Ely

Sophie’s new best friend, Henry, has started telling people that he has a new sister named Sophie. They’re adorable together. Today, they chased each other around the giant cathedral at Ely. It’s got an extraordinary nave — that hollowed-out atrium at the center of a church — that seemed as tall as an eight-story building. Henry’s mother and I chatted about how many people must have died building those towers, while our children played tag around the carved marble pillars. Sophie leapt from one stone floor-tile to another, but she wouldn’t sit still for the noon-time Lord’s Prayer. She and Henry ran off through a 12th-century wooden door, eventually ending up in the cozy nook of Saint Ethelwold’s Chapel, were they were less intimidated by any vast vaulted ceiling, and could play safely until they discovered the glass candle-holders tucked underneath Ethelwold’s alter. So we led them outside, where they ran across what had been a medieval vineyard, down to their real goal: a playground.
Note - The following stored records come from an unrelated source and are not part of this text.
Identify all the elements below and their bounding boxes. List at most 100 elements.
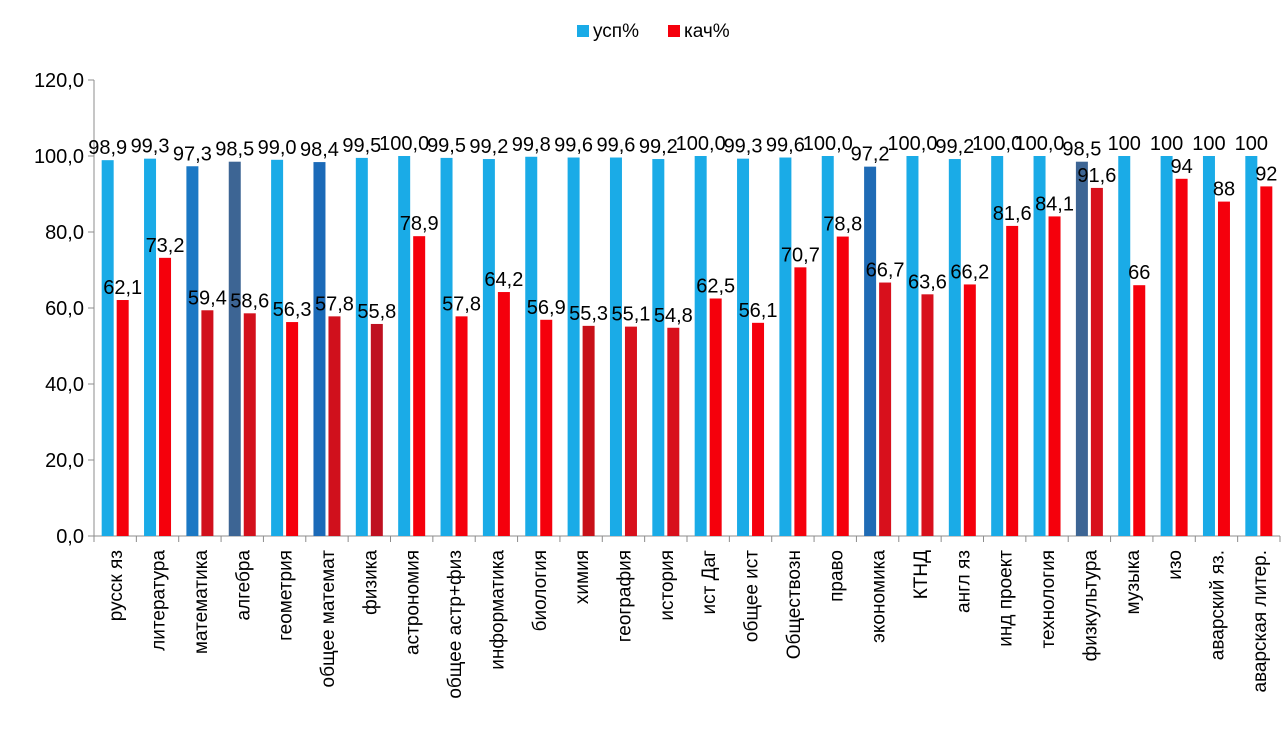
data-label-usp-25: 100: [1150, 133, 1183, 155]
data-label-usp-23: 98,5: [1062, 139, 1101, 161]
data-label-usp-7: 100,0: [379, 133, 429, 155]
bar-kach-0: [116, 300, 129, 536]
data-label-kach-21: 81,6: [993, 203, 1032, 225]
data-label-kach-8: 57,8: [442, 293, 481, 315]
category-label-10: биология: [530, 550, 551, 631]
data-label-usp-19: 100,0: [887, 133, 937, 155]
category-label-4: геометрия: [276, 550, 297, 641]
category-label-20: англ яз: [953, 550, 974, 613]
data-label-kach-2: 59,4: [188, 287, 227, 309]
category-label-27: аварская литер.: [1250, 550, 1271, 693]
legend-label-0: усп%: [593, 21, 639, 42]
category-label-26: аварский яз.: [1207, 550, 1228, 660]
data-label-kach-18: 66,7: [866, 260, 905, 282]
bar-kach-23: [1090, 187, 1103, 537]
data-label-usp-12: 99,6: [596, 135, 635, 157]
data-label-usp-15: 99,3: [724, 136, 763, 158]
data-label-usp-14: 100,0: [676, 133, 726, 155]
bar-usp-15: [737, 158, 750, 536]
bar-usp-21: [991, 156, 1004, 536]
bar-usp-6: [355, 157, 368, 536]
bar-usp-20: [948, 159, 961, 537]
legend-swatch-0: [577, 25, 589, 37]
category-label-24: музыка: [1123, 550, 1144, 615]
category-label-17: право: [826, 550, 847, 602]
category-label-25: изо: [1165, 550, 1186, 580]
data-label-kach-0: 62,1: [103, 277, 142, 299]
data-label-usp-18: 97,2: [851, 144, 890, 166]
data-label-kach-26: 88: [1213, 179, 1235, 201]
data-label-usp-13: 99,2: [639, 136, 678, 158]
y-tick-label: 120,0: [34, 70, 84, 92]
bar-kach-12: [624, 326, 637, 536]
y-tick-label: 20,0: [45, 450, 84, 472]
bar-kach-5: [328, 316, 341, 536]
data-label-usp-26: 100: [1192, 133, 1225, 155]
data-label-usp-2: 97,3: [173, 143, 212, 165]
category-label-9: информатика: [487, 550, 508, 670]
bar-kach-4: [286, 322, 299, 536]
data-label-usp-9: 99,2: [469, 136, 508, 158]
data-label-usp-1: 99,3: [131, 136, 170, 158]
data-label-usp-10: 99,8: [512, 134, 551, 156]
category-label-16: Обществозн: [784, 550, 805, 659]
data-label-usp-16: 99,6: [766, 135, 805, 157]
data-label-kach-15: 56,1: [739, 300, 778, 322]
bar-usp-14: [694, 156, 707, 536]
category-label-7: астрономия: [403, 550, 424, 655]
bar-kach-15: [752, 322, 765, 536]
y-tick-label: 0,0: [56, 526, 84, 548]
bar-kach-27: [1260, 186, 1273, 536]
data-label-usp-17: 100,0: [803, 133, 853, 155]
data-label-kach-12: 55,1: [611, 304, 650, 326]
data-label-usp-6: 99,5: [342, 135, 381, 157]
category-label-13: история: [657, 550, 678, 621]
bar-usp-2: [186, 166, 199, 536]
category-label-12: география: [614, 550, 635, 642]
category-label-21: инд проект: [996, 550, 1017, 647]
data-label-kach-25: 94: [1170, 156, 1192, 178]
bar-kach-24: [1133, 285, 1146, 536]
data-label-kach-7: 78,9: [400, 213, 439, 235]
data-label-kach-17: 78,8: [823, 214, 862, 236]
bar-kach-16: [794, 267, 807, 536]
bar-usp-4: [271, 159, 284, 537]
bar-usp-13: [652, 159, 665, 537]
bar-kach-19: [921, 294, 934, 536]
bar-kach-25: [1175, 178, 1188, 537]
data-label-kach-11: 55,3: [569, 303, 608, 325]
category-label-8: общее астр+физ: [445, 550, 466, 699]
bar-kach-17: [836, 236, 849, 536]
bar-usp-8: [440, 157, 453, 536]
category-label-2: математика: [191, 550, 212, 655]
bar-kach-3: [243, 313, 256, 536]
bar-usp-26: [1202, 156, 1215, 536]
bar-usp-24: [1118, 156, 1131, 536]
data-label-usp-22: 100,0: [1015, 133, 1065, 155]
category-label-5: общее математ: [318, 550, 339, 688]
bar-kach-10: [540, 319, 553, 536]
bar-kach-26: [1217, 201, 1230, 536]
data-label-kach-27: 92: [1255, 163, 1277, 185]
bar-usp-12: [609, 157, 622, 536]
data-label-kach-6: 55,8: [357, 301, 396, 323]
bar-usp-10: [525, 156, 538, 536]
data-label-usp-24: 100: [1108, 133, 1141, 155]
bar-kach-14: [709, 298, 722, 536]
data-label-kach-24: 66: [1128, 262, 1150, 284]
data-label-kach-13: 54,8: [654, 305, 693, 327]
bar-usp-9: [482, 159, 495, 537]
data-label-kach-5: 57,8: [315, 293, 354, 315]
bar-usp-3: [228, 161, 241, 536]
bar-kach-2: [201, 310, 214, 536]
y-tick-label: 100,0: [34, 146, 84, 168]
bar-usp-18: [864, 166, 877, 536]
bar-kach-9: [497, 292, 510, 536]
category-label-19: КТНД: [911, 550, 932, 599]
bar-usp-23: [1075, 161, 1088, 536]
category-label-0: русск яз: [106, 550, 127, 621]
bar-usp-11: [567, 157, 580, 536]
bar-usp-16: [779, 157, 792, 536]
legend-swatch-1: [668, 25, 680, 37]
We spent the rest of the outing on the swings and slide.

We had tried to sit the kids down for brass-rubbing before we gave up on touring the Cathedral, but it was mostly Moms who did the rubbing. The whole atmosphere only rubbed off on Sophie once we were herding her out the Cathedral’s side-entrance. Some music had started playing, and Sophie was flinging her arms in the air, hopping, jumping, leaping to accompany the organ. That is travel with children.

The one sight that slowed the kids down was an electric winch which was hauling a plastic bag of six wooden chairs from the ground floor to the first balcony. Sophie and Henry stood in awe of that winch. In this elaborate church, filled with astounding art from 1081 till modern times, what my child really stopped to watch was the workmen moving chairs. And it was fascinating.